"Rosja jest krajem, którego nie można nazwać w pełni przewidywalnym". Dworczyk o manewrach Zapad'17
- Polska jest krajem bezpiecznym, Polacy mogą czuć się bezpiecznie - zapewnił wiceszef MON Michał Dworczyk, pytany o nastroje w resorcie wobec zbliżających się manewrów Zapad'17. O manewrach ma być mowa podczas zbliżającej się wizyty w Polsce sekretarza generalnego NATO - podał.
W środę w rozmowie z Polskim Radiem 24 wiceminister obrony narodowej przyznał zarazem, że prawdą jest to, że Federacja Rosyjska "nie raz wykorzystywała tego rodzaju ćwiczenia, do tego, żeby osiągać jakieś dodatkowe cele polityczne". Dworczyk zaznaczył, że przygotowania do tych "bardzo dużych manewrów" już trwają. - Różnego rodzaju działania, jakie prowadzą siły zbrojne Federacji Rosyjskiej i Białorusi już mają miejsce. My bacznie obserwujemy to, co się dzieje za naszą wschodnią granicą - powiedział.
Dodał, że obowiązkiem rządu polskiego jest monitorowanie tej sytuacji. - Obserwują, to co się dzieje za naszą wschodnią granicą, wszystkie kraje NATO. Będzie gościł w tym tygodniu sekretarz generalny NATO, m.in. będzie rozmowa na temat tych rozpoczynających się manewrów - zapowiedział Dworczyk.
Stoltenberg spotka się m.in. z Dudą i Szydło
Sekretarz generalny NATO Jens Stoltenberg odwiedzi Polskę na zaproszenie szefa MSZ Witolda Waszczykowskiego. Będzie w Warszawie w czwartek i piątek; spotka się z prezydentem Andrzejem Dudą, premier Beatą Szydło, szefem MSZ, a w Orzyszu - z szefem MON Antonim Macierewiczem. Jego wizyta ma być skoncentrowana na aktywnościach Batalionowej Grupy Bojowej NATO.

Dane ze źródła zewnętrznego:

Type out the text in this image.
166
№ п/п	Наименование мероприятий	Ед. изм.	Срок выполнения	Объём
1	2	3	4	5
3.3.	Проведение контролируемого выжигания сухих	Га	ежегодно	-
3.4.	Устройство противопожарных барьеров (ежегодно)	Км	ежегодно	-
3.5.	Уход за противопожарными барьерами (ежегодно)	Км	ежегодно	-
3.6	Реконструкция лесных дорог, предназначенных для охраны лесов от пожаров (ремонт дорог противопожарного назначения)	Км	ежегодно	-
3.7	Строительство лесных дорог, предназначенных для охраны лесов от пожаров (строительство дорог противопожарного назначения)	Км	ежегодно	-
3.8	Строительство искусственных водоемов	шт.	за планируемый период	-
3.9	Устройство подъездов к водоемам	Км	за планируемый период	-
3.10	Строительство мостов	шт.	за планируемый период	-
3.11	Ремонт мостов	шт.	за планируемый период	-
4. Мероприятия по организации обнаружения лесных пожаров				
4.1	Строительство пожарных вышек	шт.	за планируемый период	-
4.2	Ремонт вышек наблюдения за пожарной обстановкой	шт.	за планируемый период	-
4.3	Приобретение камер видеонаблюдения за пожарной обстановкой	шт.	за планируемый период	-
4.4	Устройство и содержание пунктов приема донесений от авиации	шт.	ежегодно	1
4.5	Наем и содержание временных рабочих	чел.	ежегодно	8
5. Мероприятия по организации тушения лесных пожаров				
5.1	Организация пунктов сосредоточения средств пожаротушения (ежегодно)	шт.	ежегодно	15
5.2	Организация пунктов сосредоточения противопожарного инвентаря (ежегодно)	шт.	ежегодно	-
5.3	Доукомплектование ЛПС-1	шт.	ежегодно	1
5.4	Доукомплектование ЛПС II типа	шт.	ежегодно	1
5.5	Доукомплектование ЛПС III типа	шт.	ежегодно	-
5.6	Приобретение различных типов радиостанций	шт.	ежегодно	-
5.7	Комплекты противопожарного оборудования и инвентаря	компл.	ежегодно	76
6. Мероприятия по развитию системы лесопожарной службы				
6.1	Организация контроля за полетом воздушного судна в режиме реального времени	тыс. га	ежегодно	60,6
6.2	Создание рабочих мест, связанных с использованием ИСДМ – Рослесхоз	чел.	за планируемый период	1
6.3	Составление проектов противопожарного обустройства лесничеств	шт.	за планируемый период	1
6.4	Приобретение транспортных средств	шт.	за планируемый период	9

Jak wskazał Dworczyk, w naszym regionie nie można mówić o pełnej stabilności. - Cały czas tli się konflikt na wschodzie Ukrainy, Rosja cały czas jest krajem, którego nie można nazwać w pełni przewidywalnym - ocenił.
W ćwiczeniach ma wziąć udział 12,7 tys. wojskowych
Rosyjsko-białoruskie manewry Zapad'17 mają odbyć się na Białorusi w dniach 14-20 września. Według oficjalnych informacji w ćwiczeniach weźmie udział 12,7 tys. wojskowych, w tym 3 tys. z Rosji; użytych zostanie 700 jednostek sprzętu wojskowego.
Na manewry zaproszono już obserwatorów z Ukrainy, Polski, Litwy, Łotwy, Estonii, Szwecji i Norwegii. A także dyplomatów wojskowych akredytowanych przy ministerstwie obrony oraz przedstawicieli organizacji międzynarodowych, takich jak ONZ, OBWE, NATO, ODKB (Organizacji Układu o Bezpieczeństwie Zbiorowym), WNP (Wspólnoty Niepodległych Państw) i MKCK (Międzynarodowego Komitetu Czerwonego Krzyża). Manewry mają być relacjonowane przez dziennikarzy "z kilkudziesięciu krajów".